Thursday, October 6, 2011

Darth Vader is a Backseat Driver

Remember when I had a goblin under my seat in the car? Actually, I think it turned out to be Chucky... Anyway, yesterday I was driving down the street and heard woozsh-vvvwmmm...

For those of you less versed in Star Wars, that is sound of a Lightsaber. So I drove 50 miles (at least) accompanied by woozsh-vvvwmmm, and then the fun really began! Darth Vader started speaking from the back seat of the car!

Luckily, Darth seemed pretty distracted by the saber duel going on behind me. Because if he'd started shouting,

Hey, let's stop at McDonald's so I can get a Star Wars toy in my Happy Meal!
Well, then I'd have had to pull over right there to put an end to things.

Monday, October 3, 2011

Fall Cooking

It must actually be autumn. My drive to work is growing less green by the day, and it is rapidly increasing in orange foliage. I actually pulled off to the side of the road last week to snap a quick picture. I couldn't believe the change from one day to the next!

It's been so mild and nice... I almost forgot that fall was on its way in. But it's sprinkling tonight, and the temperature is supposed to drop. However, the true telltale sign that summer is over is that I've started cooking again.

There is something about the cool weather that brings out the chef and baker in me. I think my family was shocked that we didn't have to order pizza or pick up burgers. I hope it was a pleasant change for them. I know I enjoyed the afternoon at home preparing our dinner!

I only hope I can keep it up!  I'd love to do more baking this year, now that I'm not fighting altitude.  I just found a recipe for pumpkin cinnamon rolls...  I think that's going to be my very next effort!  

Sleep

Sleep is one of those things I usually take for granted.  Jammies, a good book, maybe a little Criminal Minds...  And then it's lights out!  But lately?  Not so much. 

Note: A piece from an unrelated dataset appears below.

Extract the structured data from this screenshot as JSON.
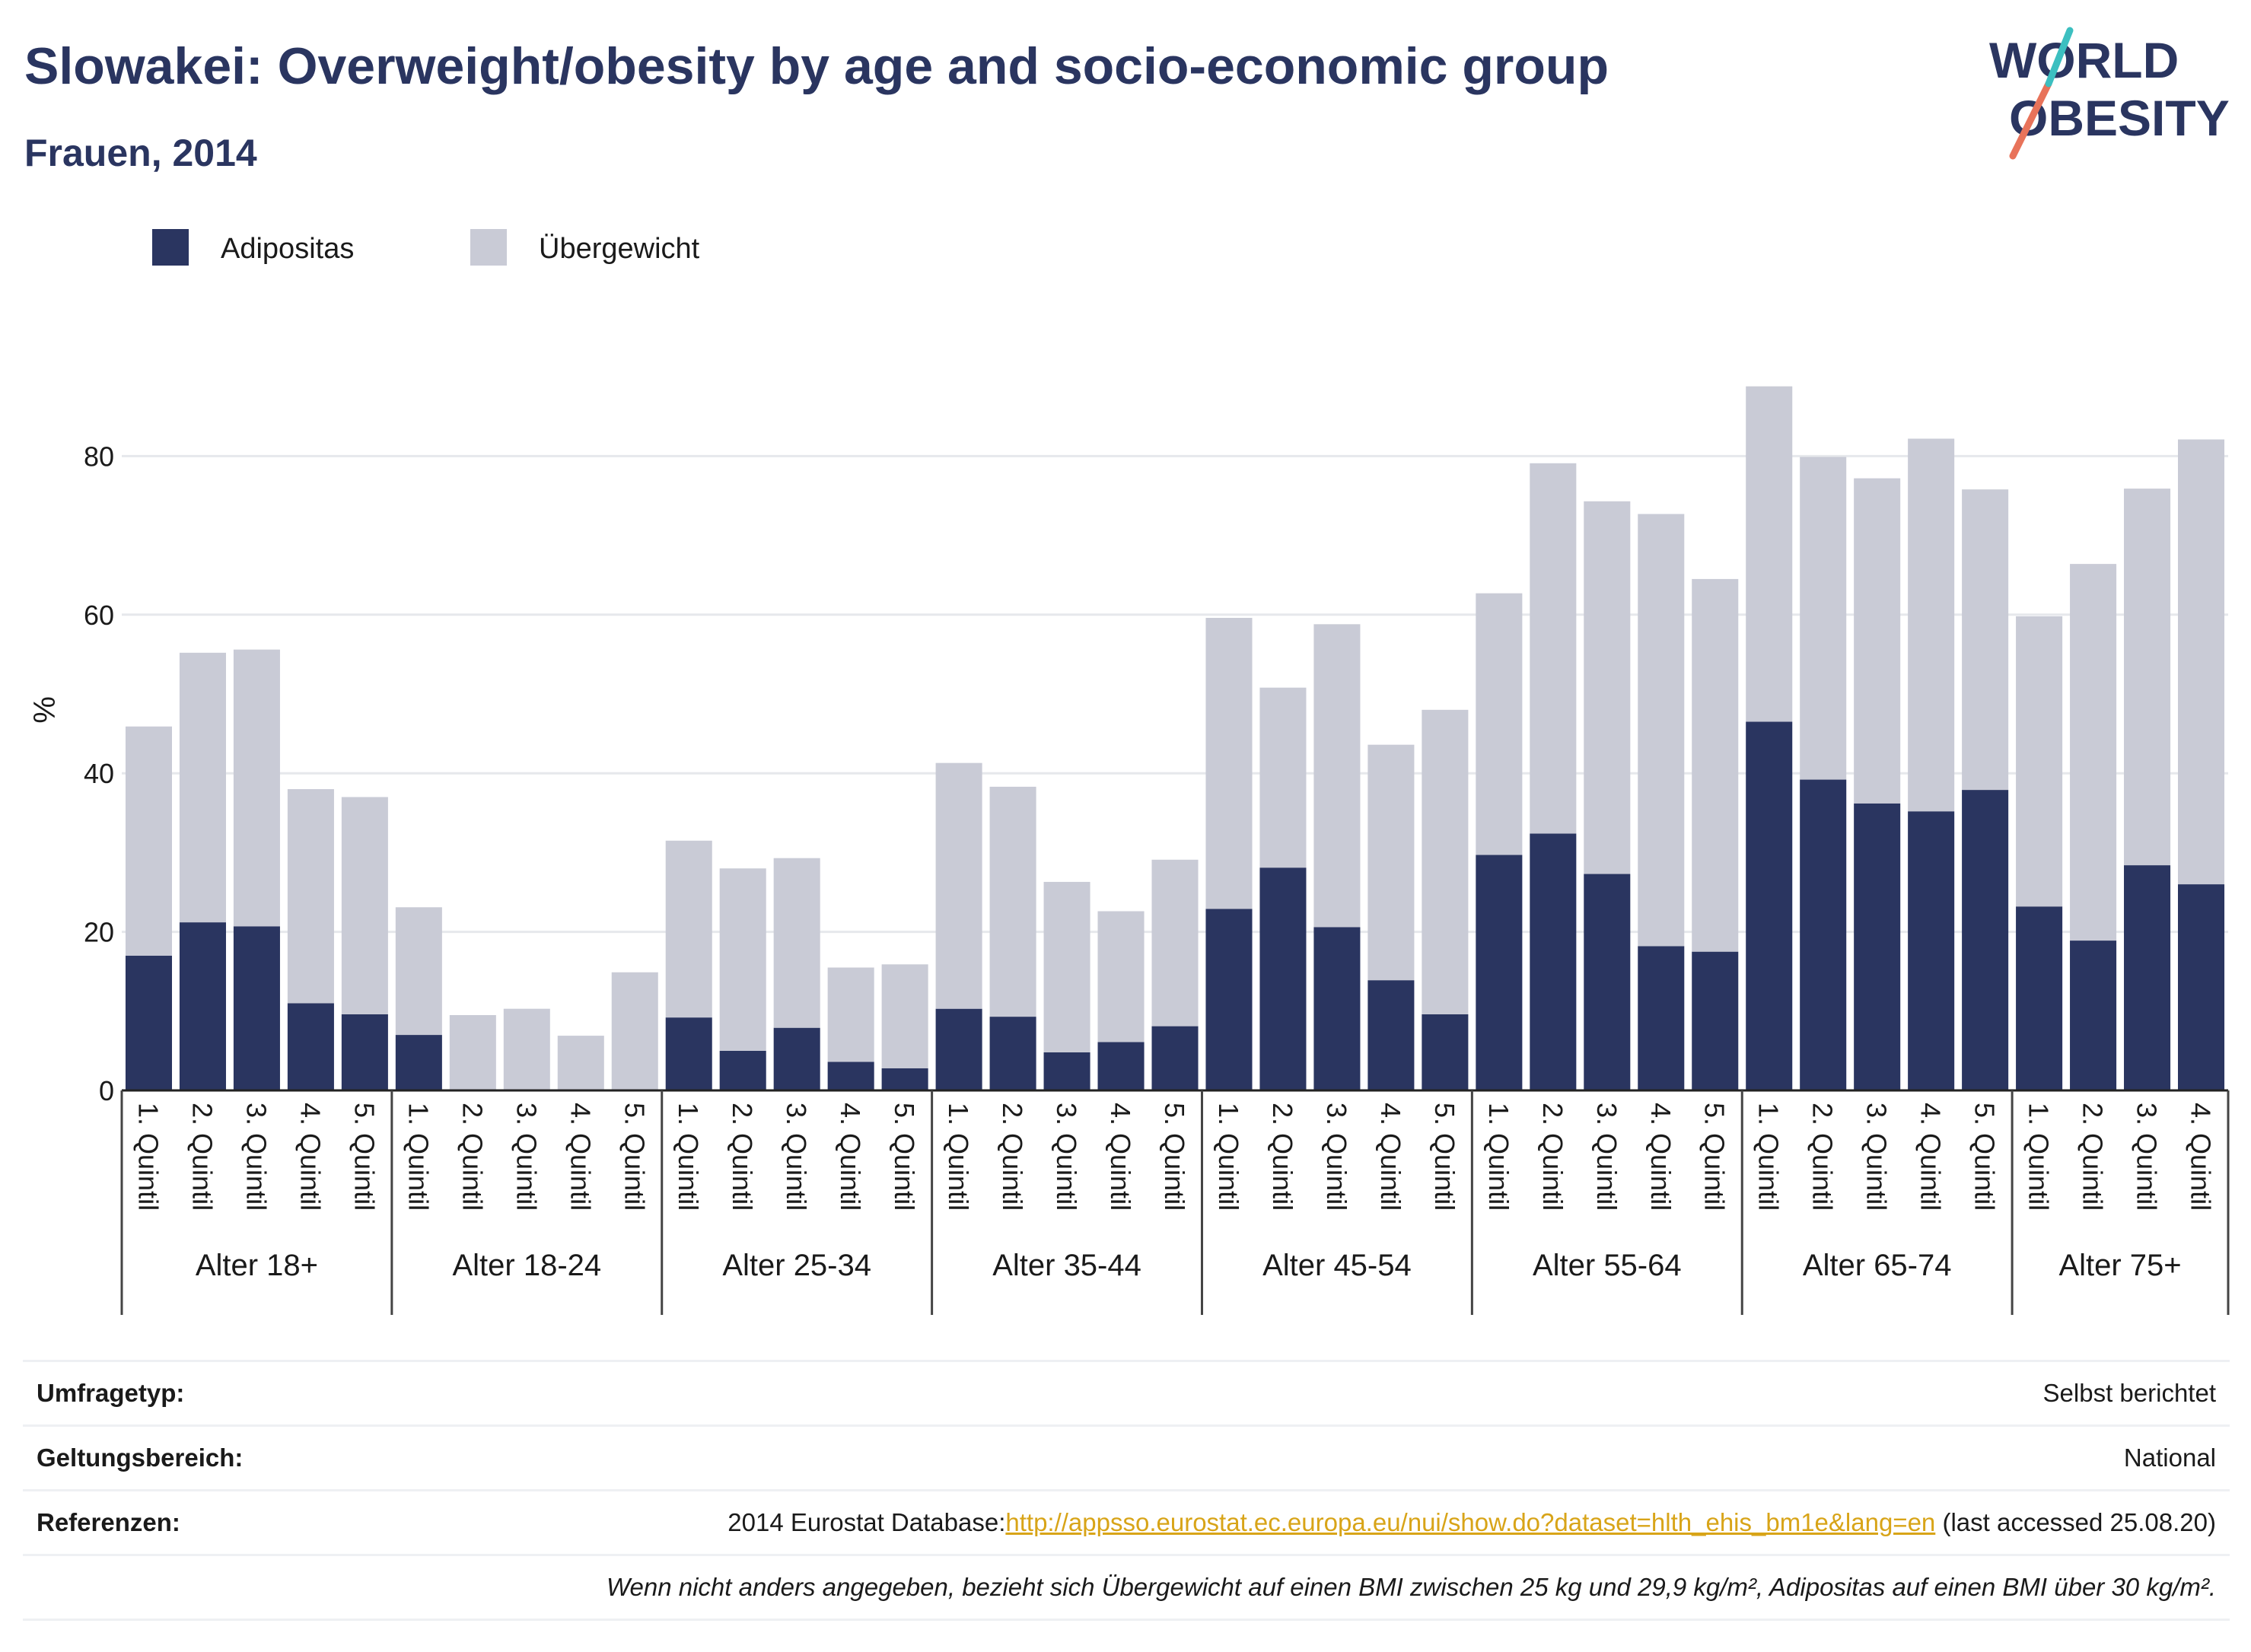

My new schedule is something like this...  Jammies, read a book, flip through a magazine, watch Netflix, Skype with European friends, climb back in bed, stare at the ceiling, realize it's 3am...

Not the best schedule for an alarm clock setting of 7am!  Anyone who knows me knows that

Good Morning 
does not exist in my vocabulary.  So you can understand my new reluctance to crawl out of bed and face the world before the sun is even up!
 

Saturday, October 1, 2011

The Mister's Foibles

For the record: The Mister not only knows about this post, he was pre-warned.

I love The Mister, I really do. But, even those we love can have peculiar or eccentric characteristics. The Mister has one particularly long-documented foible...  I can live with his Paper Man tendencies.  I raise my brows at his embarrassment for other people--even when they aren't embarrassed for themselves.  I smirk at his signature snack--melted cheese and milk toast (seems a little geriatric, doesn't it?).   But there is one idiosyncrasy which truly drives me up the wall.  The Mister loses things.

I know we all misplace things occasionally. The mate to a sock. The car keys. The cordless phone.  I Even understand the temporary loss of a car in a large parking lot, or an investment in a start-up...

But The Mister LOSES things! And it's never the $5 flip-flops or the old sweatshirt. It's not the 7-11 sunglasses. It's not the lid to the toothpaste.

The Mister has a penchant for losing expensive or hard-to-replace items. These losses usually equate to significantly inconvenient situations... Followed by ineffectual searching... Resulting in eventual replacement purchasing...

Let's document. The credit cards (numerous times), actual cost, just the inconvenience.  The mail key (still missing), re-keying cost, $40.  Mickey Mouse sweatshirt, worn once, $50.  The electronic key to his company car (twice), $85.  Maui Jims that he had to have for nostalgic reasons, $150.  His wedding band, worn for approximately 6 months, $200.  His company Blackberry, $400.   President's Club ring, $500.   The company laptop, $2000.  An entire Volvo sedan, $3000.  And his own hearing aids, $5000.

So, what inspired this post?  Well, here's the thing...  The Mister has lost something new.  The Mister has actually lost pants.  We flew to NYC, stayed overnight, went to a show, and The Mister flew home alone.  Unsupervised...  Which is where the trouble started.  When I arrived back home, a few days later, we couldn't find his pants.  His brand new, I-pleaded-with-him-to-buy-them, $160 Big Star jeans.  Now, you might ask, how did he get home with his shoes and his shirt but no pants?  Well, that's the six million dollar question.  You didn't happen to see a bottom-less passenger on a recent flight from JFK to SLC, did you?